I hope Mrs. Spork sends me a bad butterknife. I'll bet that on return she names it "*ol' Betsy*."


----------



## Mrs. Spork (Jan 30, 2017)

The Tourist said:


> @Mrs. Spork re: "where exactly do you think you'll be able to buy a kitchen knife"
> 
> Ah, finally something I know about! I would ask you this, "_Why does a butterknife have to be used for butter_?"
> 
> ...


Hey... I never said I'd part with my current knife collection  ...thinking of it maybe we should invest in used cutlery... That may well be quite the barter item after the proverbial fan shuts off. 

Sent from my LM-G850 using Tapatalk


----------



## The Tourist (Jun 9, 2016)

*Mrs. Spork* re: That may well be quite the barter item after the proverbial fan shuts off.

Well, I'm not much of a Tina Turner fan. I think if given the choice I would agree to shovel pig slop with Mel Gibson than to talk smart to Tina Turner.

Perhaps you should talk to our "Annie." I have made incredibly sharp knives for any combat she might face, but she just slices and dices dinner's evening meal.
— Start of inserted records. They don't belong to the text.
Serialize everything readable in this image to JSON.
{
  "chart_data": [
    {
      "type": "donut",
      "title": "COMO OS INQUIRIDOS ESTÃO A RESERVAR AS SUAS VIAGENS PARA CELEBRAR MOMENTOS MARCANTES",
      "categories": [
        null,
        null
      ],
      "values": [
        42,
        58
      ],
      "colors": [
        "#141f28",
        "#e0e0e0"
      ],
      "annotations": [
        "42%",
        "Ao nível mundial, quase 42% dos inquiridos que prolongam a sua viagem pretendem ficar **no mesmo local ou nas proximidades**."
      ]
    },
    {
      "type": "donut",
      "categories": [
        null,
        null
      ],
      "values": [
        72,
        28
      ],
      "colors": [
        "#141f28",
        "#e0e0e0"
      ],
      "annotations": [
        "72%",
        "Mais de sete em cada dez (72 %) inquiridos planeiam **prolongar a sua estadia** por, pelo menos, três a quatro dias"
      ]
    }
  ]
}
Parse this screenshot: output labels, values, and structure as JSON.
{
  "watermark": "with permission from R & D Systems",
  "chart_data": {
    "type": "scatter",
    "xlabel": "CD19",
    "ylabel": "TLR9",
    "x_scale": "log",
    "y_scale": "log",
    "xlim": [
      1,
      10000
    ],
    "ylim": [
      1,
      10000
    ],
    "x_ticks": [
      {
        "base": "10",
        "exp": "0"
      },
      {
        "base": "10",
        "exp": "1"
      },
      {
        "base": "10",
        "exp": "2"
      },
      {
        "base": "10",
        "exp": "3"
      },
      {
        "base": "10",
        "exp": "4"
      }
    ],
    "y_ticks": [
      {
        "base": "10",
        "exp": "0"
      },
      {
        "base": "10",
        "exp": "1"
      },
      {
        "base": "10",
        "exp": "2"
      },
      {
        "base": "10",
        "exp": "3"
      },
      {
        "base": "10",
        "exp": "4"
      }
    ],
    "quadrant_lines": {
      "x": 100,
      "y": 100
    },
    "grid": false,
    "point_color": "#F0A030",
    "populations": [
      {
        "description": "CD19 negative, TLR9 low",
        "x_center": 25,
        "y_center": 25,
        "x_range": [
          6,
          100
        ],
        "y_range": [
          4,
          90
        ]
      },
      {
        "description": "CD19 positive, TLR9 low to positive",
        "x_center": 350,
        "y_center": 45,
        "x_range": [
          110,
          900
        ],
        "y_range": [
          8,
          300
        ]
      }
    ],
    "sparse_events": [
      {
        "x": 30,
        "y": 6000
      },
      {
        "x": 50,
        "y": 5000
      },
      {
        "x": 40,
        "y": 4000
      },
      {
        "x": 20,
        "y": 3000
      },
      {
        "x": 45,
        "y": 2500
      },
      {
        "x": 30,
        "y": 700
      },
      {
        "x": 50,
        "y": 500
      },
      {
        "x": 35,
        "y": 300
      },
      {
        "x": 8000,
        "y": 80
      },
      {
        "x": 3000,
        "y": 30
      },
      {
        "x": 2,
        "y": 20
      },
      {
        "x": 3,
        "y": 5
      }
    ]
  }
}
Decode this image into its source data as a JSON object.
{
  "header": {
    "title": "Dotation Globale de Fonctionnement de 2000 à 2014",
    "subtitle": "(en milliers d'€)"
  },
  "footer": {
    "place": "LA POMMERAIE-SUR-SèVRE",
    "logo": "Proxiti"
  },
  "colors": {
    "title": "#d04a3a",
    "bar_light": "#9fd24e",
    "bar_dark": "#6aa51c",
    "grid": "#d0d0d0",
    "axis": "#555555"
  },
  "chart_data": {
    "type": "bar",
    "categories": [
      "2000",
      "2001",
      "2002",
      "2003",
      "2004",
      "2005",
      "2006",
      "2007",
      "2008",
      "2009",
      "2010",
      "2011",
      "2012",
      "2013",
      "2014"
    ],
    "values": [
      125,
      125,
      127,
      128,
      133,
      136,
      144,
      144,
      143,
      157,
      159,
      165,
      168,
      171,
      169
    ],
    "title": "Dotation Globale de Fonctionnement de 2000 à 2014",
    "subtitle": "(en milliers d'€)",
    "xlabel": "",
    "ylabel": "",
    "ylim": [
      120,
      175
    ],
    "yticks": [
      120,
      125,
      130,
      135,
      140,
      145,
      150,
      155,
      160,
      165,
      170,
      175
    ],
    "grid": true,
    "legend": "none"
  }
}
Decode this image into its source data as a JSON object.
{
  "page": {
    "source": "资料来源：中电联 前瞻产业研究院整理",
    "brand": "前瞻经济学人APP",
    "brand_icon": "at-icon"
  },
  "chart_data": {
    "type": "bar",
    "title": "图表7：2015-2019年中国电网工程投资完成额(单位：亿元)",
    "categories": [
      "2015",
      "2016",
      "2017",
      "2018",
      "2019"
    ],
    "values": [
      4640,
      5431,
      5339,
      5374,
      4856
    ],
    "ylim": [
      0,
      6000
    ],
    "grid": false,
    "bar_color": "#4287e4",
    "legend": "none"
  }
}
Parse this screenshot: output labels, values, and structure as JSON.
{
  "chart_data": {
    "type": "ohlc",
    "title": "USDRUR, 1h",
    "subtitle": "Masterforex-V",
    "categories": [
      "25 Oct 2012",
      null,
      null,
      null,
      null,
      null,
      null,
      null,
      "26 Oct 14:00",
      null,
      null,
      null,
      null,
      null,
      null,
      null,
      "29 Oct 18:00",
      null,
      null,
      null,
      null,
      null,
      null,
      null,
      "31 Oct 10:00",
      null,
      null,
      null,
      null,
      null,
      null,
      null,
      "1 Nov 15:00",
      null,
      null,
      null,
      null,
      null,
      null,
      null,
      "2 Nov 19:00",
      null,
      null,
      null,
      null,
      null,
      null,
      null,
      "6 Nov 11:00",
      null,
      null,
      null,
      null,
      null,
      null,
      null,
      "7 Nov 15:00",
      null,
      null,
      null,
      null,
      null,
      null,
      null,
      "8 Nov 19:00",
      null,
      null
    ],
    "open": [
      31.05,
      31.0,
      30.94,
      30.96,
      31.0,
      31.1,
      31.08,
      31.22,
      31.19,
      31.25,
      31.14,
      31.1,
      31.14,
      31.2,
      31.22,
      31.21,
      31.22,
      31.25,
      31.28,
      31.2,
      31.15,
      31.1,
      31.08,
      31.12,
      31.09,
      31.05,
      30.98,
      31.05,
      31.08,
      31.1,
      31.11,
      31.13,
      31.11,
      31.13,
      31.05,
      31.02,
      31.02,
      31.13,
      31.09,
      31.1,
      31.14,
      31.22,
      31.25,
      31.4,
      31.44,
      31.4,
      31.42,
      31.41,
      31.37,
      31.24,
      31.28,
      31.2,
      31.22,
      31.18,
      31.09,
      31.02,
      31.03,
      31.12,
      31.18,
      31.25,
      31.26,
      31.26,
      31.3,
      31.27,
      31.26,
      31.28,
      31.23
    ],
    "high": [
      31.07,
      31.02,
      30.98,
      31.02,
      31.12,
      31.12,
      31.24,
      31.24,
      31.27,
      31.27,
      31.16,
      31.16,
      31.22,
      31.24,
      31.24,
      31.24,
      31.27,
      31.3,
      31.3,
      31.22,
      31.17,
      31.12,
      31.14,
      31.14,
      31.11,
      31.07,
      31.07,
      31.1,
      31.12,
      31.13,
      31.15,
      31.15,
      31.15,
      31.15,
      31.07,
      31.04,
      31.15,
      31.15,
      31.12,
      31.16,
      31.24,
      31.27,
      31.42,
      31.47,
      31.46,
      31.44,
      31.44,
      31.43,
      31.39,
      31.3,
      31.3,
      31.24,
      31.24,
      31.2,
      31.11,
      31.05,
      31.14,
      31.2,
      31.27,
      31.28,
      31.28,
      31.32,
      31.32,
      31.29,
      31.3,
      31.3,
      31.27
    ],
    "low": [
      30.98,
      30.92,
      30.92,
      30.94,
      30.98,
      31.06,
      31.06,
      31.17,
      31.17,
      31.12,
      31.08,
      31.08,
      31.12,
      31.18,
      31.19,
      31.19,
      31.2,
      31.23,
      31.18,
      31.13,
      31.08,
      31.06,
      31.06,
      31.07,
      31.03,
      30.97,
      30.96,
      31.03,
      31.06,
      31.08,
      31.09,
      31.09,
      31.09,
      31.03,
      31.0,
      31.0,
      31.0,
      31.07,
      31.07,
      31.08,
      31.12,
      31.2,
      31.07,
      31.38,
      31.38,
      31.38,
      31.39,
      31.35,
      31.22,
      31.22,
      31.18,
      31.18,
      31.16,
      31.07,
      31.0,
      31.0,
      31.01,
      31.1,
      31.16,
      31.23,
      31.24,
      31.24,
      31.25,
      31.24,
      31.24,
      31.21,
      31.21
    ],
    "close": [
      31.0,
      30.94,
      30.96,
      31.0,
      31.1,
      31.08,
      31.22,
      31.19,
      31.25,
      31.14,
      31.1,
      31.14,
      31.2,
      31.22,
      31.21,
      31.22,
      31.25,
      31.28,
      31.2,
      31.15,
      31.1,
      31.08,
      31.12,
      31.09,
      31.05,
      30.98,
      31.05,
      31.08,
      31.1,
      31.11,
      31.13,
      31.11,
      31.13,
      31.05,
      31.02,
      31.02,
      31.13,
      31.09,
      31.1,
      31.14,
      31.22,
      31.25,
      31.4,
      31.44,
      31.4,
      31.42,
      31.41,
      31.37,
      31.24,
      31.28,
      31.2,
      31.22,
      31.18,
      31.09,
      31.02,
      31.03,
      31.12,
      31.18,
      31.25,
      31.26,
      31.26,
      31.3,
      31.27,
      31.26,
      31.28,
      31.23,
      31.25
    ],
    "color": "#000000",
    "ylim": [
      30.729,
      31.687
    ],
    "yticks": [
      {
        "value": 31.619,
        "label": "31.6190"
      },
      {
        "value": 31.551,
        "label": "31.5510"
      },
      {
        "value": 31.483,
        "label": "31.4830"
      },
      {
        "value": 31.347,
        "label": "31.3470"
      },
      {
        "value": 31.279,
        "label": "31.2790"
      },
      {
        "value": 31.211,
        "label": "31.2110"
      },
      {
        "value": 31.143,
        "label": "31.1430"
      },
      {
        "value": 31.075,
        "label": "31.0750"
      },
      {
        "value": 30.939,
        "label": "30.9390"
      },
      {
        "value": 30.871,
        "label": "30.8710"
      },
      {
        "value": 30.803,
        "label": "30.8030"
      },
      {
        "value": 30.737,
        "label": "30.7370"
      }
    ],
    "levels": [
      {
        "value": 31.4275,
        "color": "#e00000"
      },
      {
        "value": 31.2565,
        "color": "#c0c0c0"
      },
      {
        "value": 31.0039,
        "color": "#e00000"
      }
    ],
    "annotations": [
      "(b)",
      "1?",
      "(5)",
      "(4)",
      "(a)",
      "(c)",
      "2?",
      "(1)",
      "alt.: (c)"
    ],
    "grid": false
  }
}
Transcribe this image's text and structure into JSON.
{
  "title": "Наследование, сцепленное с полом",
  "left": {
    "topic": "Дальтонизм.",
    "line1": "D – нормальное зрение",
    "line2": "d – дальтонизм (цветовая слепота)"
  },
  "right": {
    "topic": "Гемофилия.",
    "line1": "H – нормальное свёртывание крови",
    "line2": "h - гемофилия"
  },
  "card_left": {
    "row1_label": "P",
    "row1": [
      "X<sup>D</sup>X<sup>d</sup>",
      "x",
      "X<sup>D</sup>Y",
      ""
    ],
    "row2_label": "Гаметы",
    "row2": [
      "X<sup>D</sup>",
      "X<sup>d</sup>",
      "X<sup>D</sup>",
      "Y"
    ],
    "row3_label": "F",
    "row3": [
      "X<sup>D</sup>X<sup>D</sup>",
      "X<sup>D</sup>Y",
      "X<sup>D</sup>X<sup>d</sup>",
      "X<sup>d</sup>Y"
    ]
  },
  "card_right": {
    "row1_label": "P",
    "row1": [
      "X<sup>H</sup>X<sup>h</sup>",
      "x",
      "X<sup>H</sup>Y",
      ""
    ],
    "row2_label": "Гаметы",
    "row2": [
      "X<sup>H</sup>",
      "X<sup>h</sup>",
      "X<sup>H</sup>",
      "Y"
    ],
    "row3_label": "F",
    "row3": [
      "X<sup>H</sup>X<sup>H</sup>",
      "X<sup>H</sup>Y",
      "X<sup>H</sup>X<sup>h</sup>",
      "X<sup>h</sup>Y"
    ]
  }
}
When your knife is worth more than the food, you have a problem...


----------



## Back Pack Hack (Sep 15, 2016)

So..... an article about how to prep.... written by a non-prepper......?


----------



## NMPRN (Dec 25, 2020)

The article recommends that you have a suicide pill. ...now that's a winning spirit <rolleyes>

I dunno, the Panda guy sounds like he's ready for anything


----------



## SOCOM42 (Nov 9, 2012)

NMPRN said:


> The article recommends that you have a suicide pill. ...now that's a winning spirit <rolleyes>
> 
> I dunno, the Panda guy sounds like he's ready for anything


We all have a suicide pill, it is called hoe and Joe.


----------